Whenever we make chili, it is truly a joint effort. Okay, the truth is, we both have to have a hand in it, figuratively speaking, of course. This recipe for thick, hearty chili is one that we have tweaked and fine-tuned repeatedly over the years. We have made so many changes and additions, we have lost count. What we do know is that it has become very popular among family and friends. Most recently I exchanged the sugar for stevia. You may or may not want to do that. We use arrowroot mixed as thickening agent, instead of flour. We have also used corn starch. Neither of those seem to form lumps as much as flour does.
Until the last few years, we almost always made it with ground sirloin, but lately we’ve been reducing the amount of red meat we consume. So we have begun making it with ground turkey. You really have to watch the labels though, because some ground turkey has as much or more fat (by calories) than ground beef. Check below to see how to figure the amount of fat by calories in any food.
We use the dark red kidney beans. Rinsing them in a colander removes a lot of the added sodium commonly found in canned products. I believe it also removes some of that “preservative taste”. We have found the store brand to be every bit as good as the brand-name products, so we usually purchase the store brand.
How to Calculate Fat Calories in Your Food
Even the Leanest Beef is Still About 50% Fat by Calories
When the label on a package of ground meat or poultry states that the contents are 96% fat free, they are telling the truth, while simultaneously misleading you. The label refers to the number of ounces in the package; that is, 96% of the ounces do not contain fat — the remaining 4% of the weight is solid fat. Doesn’t sound so bad on the surface, right? Think again.

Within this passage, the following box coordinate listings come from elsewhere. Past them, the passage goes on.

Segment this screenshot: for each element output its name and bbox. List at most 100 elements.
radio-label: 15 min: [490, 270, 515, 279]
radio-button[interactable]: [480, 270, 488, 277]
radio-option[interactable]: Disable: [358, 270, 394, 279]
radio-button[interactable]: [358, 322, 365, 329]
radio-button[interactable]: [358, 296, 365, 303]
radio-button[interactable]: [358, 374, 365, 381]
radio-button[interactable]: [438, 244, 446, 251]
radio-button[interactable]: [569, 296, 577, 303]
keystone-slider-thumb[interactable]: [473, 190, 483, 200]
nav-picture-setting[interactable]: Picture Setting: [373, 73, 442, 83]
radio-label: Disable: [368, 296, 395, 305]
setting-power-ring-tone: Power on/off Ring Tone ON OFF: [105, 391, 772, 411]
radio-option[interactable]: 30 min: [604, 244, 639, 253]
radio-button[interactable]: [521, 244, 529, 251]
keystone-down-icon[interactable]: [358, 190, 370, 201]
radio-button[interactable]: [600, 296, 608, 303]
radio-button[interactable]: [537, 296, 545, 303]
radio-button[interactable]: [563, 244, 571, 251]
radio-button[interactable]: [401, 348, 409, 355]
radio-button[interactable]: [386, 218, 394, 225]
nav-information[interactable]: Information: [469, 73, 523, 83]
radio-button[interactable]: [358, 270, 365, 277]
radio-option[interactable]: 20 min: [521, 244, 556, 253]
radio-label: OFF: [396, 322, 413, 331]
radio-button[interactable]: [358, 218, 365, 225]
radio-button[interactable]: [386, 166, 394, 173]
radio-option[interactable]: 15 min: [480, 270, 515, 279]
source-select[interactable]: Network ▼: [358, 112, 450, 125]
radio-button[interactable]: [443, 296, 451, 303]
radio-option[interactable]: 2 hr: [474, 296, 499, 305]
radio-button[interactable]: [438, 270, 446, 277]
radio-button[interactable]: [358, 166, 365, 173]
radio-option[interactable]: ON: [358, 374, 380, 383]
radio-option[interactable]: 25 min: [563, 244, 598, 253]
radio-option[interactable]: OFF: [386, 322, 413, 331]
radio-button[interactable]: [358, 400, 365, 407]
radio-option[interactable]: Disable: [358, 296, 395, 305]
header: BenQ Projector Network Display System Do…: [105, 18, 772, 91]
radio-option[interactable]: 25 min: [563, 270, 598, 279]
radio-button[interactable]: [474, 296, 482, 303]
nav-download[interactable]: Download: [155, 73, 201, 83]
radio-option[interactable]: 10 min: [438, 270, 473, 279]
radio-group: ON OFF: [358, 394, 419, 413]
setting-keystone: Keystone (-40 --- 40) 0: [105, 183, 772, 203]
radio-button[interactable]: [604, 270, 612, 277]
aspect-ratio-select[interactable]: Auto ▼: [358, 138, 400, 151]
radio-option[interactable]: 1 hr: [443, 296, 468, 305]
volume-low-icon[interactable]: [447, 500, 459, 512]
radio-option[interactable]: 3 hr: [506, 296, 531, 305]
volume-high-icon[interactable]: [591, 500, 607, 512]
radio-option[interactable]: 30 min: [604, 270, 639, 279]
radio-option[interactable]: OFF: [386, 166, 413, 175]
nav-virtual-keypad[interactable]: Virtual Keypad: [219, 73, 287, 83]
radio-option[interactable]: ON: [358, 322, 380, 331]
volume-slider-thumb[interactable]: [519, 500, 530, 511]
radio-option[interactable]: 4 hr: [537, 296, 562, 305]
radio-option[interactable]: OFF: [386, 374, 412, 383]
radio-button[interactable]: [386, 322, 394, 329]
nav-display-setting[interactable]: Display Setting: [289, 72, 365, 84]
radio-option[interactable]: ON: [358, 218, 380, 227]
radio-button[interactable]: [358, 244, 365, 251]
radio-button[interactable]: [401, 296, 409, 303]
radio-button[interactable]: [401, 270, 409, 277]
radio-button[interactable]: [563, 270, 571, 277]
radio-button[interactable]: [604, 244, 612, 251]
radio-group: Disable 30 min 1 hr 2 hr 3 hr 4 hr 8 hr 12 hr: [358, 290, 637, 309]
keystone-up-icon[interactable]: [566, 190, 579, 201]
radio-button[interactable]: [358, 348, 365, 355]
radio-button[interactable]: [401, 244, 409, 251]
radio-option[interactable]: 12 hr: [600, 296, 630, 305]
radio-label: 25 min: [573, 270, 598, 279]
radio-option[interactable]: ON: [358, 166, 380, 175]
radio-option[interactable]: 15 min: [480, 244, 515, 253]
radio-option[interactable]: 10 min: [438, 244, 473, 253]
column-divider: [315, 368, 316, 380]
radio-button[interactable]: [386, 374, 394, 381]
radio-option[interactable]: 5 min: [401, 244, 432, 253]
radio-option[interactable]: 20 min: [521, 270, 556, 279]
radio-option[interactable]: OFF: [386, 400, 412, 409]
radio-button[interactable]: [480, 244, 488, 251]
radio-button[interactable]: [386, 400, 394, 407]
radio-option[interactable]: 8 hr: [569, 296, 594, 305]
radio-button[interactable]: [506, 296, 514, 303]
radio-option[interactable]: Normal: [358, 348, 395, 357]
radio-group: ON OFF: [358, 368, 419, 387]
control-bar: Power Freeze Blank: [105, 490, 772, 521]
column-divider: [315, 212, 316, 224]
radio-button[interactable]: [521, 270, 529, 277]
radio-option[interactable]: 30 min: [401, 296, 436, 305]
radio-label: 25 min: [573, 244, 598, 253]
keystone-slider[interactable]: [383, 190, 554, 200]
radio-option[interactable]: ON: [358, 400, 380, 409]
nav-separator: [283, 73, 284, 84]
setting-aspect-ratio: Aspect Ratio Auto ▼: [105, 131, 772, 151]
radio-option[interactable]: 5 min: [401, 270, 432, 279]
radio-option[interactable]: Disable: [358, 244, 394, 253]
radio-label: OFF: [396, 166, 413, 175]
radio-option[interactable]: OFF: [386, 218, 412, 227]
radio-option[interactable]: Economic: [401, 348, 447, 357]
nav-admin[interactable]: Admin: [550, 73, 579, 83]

One gram of fat contains 9 calories. If a hypothetical food label states there are 4 grams of fat per serving, all you need to do is multiply 4 (grams) by 9 (calories) to learn that there are 36 fat calories in each serving. This still doesn’t sound so bad until you remember that the total number of calories in this hypothetical serving is 50. Having 36 out of 50 calories (72%) from fat is not so good.
To find the percentage of fat calories per serving, simply divide the number of fat calories (36 in our hypothetical food) by the number of calories in a serving (50). This tells you that 72% of the calories are from fat. Try to keep all your calories at or below 33% (1/3) fat. Of course, you can splurge occasionally on a high-fat meal or a scrumptious dessert. Just do all in moderation.
Unfortunately, the FDA and USDA allow food manufacturers to round the number of fat calories, etc. Sometimes they round up, but usually they round down. For my hypothetical case above, the 36 fat calories would be rounded to 35.
Don’t be overly concerned with counting every little calorie. Just make healthy choices, live a healthy lifestyle, and you can afford to splurge on a fabulous meal or dessert now and then.